How and why to use proxies to work with any APIs?

api

In this article we will consider how to use proxies to work with API. We will show how to add a proxy to the code to, for example, change geolocation.

What are APIs and why do you need them?

An API (application programming interface) is like a menu in a restaurant. Instead of cooking yourself, you choose from the menu and the chefs (or APIs) do all the work. 

APIs allow programs to share data and functions. For example, an online store can process payments through APIs without needing a deep understanding of how payment systems work.

 

Why use proxies to work with APIs?

Proxies help in several ways:

  • Preserving anonymity. Proxies hide your IP address, which protects your personal information and allows you to change geolocation.
  • Avoiding restrictions. Some APIs limit the number of requests from a single IP. Proxies allow you to distribute requests and avoid such restrictions.

Steps for working with APIs and proxies

API selection and code preparation

In our example, let's take an API for real-time parsing of product data from Amazon. We took it from this library of different APIs. The site is useful; you can find APIs for any task here. Many of them are available for free.

api

How to add a proxy to the code

We will use Python and the requests library. 

How to write proxy data in code?

Here is how to write proxy data in code:

Proxy format

We write proxies in the format:

IP:port:login:password

For example:

181.214.117.124:3686:user94438:nyp6os.

Adding a proxy to the code

In the code, you need to add a list of proxies and a function to convert the data into a format that the requests library understands. Here are the steps to do it:

Create a list of proxies

First, create a proxy list in the following format 

IP:port:login:password

For example:
proxy_list = [
    "181.214.117.124:3686:user94438:nyp6os",
    "109.196.175.126:4800:user94438:nyp6os"
]

Create a function for proxy conversion

Create a function get_proxy_dict that converts a proxy string into a dictionary suitable for use with requests.
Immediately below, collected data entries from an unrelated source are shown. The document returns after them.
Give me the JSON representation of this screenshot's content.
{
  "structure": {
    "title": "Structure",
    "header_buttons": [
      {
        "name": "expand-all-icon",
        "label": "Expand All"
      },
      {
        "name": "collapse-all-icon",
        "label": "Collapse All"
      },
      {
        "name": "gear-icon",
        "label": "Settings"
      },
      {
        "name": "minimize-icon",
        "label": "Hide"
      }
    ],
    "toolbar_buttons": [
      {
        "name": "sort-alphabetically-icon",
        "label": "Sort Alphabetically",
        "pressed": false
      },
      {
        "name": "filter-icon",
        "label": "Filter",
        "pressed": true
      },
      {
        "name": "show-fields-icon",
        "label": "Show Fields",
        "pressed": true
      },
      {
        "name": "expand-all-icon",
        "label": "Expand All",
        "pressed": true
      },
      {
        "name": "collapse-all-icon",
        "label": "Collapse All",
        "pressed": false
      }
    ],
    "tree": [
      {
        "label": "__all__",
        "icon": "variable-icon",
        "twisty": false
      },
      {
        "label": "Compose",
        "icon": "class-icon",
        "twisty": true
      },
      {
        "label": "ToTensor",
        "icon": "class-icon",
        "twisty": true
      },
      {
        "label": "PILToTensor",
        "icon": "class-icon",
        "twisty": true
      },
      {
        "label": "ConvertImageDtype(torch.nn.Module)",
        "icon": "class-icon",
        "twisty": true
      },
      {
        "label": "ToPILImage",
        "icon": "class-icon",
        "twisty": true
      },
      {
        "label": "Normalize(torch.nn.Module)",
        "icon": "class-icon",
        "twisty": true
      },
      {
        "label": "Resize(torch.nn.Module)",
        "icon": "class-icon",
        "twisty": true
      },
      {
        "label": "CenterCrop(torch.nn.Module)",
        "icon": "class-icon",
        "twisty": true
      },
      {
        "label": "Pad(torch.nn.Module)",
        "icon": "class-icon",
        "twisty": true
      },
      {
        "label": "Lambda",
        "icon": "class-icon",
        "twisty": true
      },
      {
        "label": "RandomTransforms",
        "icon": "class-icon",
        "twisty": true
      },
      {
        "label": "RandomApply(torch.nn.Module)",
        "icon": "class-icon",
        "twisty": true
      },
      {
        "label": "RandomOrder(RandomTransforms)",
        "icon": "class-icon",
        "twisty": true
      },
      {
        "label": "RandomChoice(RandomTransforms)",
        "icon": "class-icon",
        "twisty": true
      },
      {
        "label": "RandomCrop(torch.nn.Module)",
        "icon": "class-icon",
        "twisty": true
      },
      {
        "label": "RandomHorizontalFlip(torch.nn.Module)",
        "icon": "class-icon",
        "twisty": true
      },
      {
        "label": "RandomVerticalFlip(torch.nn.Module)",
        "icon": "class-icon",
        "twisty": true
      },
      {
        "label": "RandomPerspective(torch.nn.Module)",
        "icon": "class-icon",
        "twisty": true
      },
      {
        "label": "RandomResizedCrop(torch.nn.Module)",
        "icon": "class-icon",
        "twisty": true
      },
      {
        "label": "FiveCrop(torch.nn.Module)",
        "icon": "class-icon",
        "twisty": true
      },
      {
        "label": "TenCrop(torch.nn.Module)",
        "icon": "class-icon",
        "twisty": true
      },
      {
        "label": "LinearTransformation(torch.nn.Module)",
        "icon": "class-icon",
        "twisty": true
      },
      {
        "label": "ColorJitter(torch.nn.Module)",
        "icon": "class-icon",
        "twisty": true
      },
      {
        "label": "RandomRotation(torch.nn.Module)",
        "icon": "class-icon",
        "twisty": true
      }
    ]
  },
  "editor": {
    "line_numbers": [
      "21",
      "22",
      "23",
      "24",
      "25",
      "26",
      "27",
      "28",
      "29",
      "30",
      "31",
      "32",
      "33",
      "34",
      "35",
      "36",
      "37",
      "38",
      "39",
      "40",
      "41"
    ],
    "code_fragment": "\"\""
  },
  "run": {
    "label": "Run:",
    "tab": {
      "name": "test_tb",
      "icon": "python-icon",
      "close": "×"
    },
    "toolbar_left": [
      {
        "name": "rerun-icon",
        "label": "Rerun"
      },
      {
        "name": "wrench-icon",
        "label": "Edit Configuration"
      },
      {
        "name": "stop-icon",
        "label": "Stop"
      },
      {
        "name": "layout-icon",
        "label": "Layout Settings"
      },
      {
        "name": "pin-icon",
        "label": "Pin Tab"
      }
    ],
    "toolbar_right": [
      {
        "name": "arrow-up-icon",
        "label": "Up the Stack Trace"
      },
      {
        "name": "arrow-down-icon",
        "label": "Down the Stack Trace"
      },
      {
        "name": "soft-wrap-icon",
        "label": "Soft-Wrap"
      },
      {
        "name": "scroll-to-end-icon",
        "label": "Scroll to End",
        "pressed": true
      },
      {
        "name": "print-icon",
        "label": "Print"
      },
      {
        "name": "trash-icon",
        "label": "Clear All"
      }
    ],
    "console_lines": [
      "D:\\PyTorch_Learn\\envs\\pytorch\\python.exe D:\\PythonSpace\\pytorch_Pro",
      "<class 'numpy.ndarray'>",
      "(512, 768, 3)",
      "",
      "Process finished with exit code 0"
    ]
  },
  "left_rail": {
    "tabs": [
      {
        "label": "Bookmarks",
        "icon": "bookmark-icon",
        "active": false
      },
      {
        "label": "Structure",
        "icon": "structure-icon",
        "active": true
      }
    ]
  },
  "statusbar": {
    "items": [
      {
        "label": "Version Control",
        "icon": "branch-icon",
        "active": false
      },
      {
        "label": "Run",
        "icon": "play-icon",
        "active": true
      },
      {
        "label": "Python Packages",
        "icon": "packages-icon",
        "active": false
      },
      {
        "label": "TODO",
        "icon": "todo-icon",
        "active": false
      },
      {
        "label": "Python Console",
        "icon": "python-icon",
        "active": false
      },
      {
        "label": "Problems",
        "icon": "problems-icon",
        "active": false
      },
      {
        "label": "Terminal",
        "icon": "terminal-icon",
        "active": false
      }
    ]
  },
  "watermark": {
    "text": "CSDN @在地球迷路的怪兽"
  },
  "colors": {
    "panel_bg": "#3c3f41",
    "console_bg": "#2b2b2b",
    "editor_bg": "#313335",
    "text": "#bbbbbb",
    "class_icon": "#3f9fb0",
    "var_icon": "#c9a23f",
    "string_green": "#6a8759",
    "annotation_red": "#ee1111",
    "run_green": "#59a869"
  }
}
Function example:

def get_proxy_dict(proxy):
    ip, port, user, password = proxy.split(':')
    return {
        "http": f"http://{user}:{password}@{ip}:{port}",
        "https": f"https://{user}:{password}@{ip}:{port}"
    }

This function takes a proxy string, parses it into components, and returns a dictionary that the requests library can use to send requests through the proxy.

Using proxies in requests

In the main code to send requests using proxies, you need to define the URL, request parameters, and headers. The proxies are applied to each request. In a loop, use the get_proxy_dict function to get the correct format for the proxy:

for _ in range(len(proxy_list)):
    proxy = next(proxy_cycle)
    proxies = get_proxy_dict(proxy)
    
    try:
        response = requests.get(url, headers=headers, params=querystring, proxies=proxies)
        print(response.json())
        break
    except requests.RequestException as e:
        print(f"Ошибка при использовании прокси {proxy}: {e}")

Here proxy_cycle is used to loop through the proxies. get_proxy_dict(proxy) converts the proxy string into a format that can be passed to the proxies parameter of the requests.get function.

Now you know how to properly dictate and use proxies in code. This will help you bypass restrictions and change geolocation when working with the API.

Here is a simplified code with our API and added proxies:

import requests
from itertools import cycle

# Прокси в формате IP:порт:логин:пароль
proxy_list = [
    "181.214.117.124:3686:user94438:nyp6os",
    "109.196.175.126:4800:user94438:nyp6os"
]

def get_proxy_dict(proxy):
    ip, port, user, password = proxy.split(':')
    return {
        "http": f"http://{user}:{password}@{ip}:{port}",
        "https": f"https://{user}:{password}@{ip}:{port}"
    }

proxy_cycle = cycle(proxy_list)
url = "https://real-time-amazon-data.p.rapidapi.com/search"
querystring = {"query":"Phone","page":"1","country":"US","sort_by":"RELEVANCE","product_condition":"ALL","brand":"Apple"}
headers = {
    "x-rapidapi-key": "YOUR_API_KEY",
    "x-rapidapi-host": "real-time-amazon-data.p.rapidapi.com"
}

for _ in range(len(proxy_list)):
    proxy = next(proxy_cycle)
    proxies = get_proxy_dict(proxy)
    try:
        response = requests.get(url, headers=headers, params=querystring, proxies=proxies)
        print(response.json())
        break
    except requests.RequestException as e:
        print(f"Ошибка при использовании прокси {proxy}: {e}")

Here, instead of “YOUR_API_KEY” you should insert the API key (token).

Code launch

Install the requests library using the pip install requests command.

Code launch

Place the code in a text file with a .py extension (e.g., parser.py).

code

Open a command prompt, navigate to the directory with the file, and run the command:
python filename

phyton

After executing the code, get the data. You may need to filter out unnecessary information. However, this is a topic for another article.

Now you know how to add proxy data to your code. Following this algorithm, you will be able to configure a proxy to work with any API or personally written program.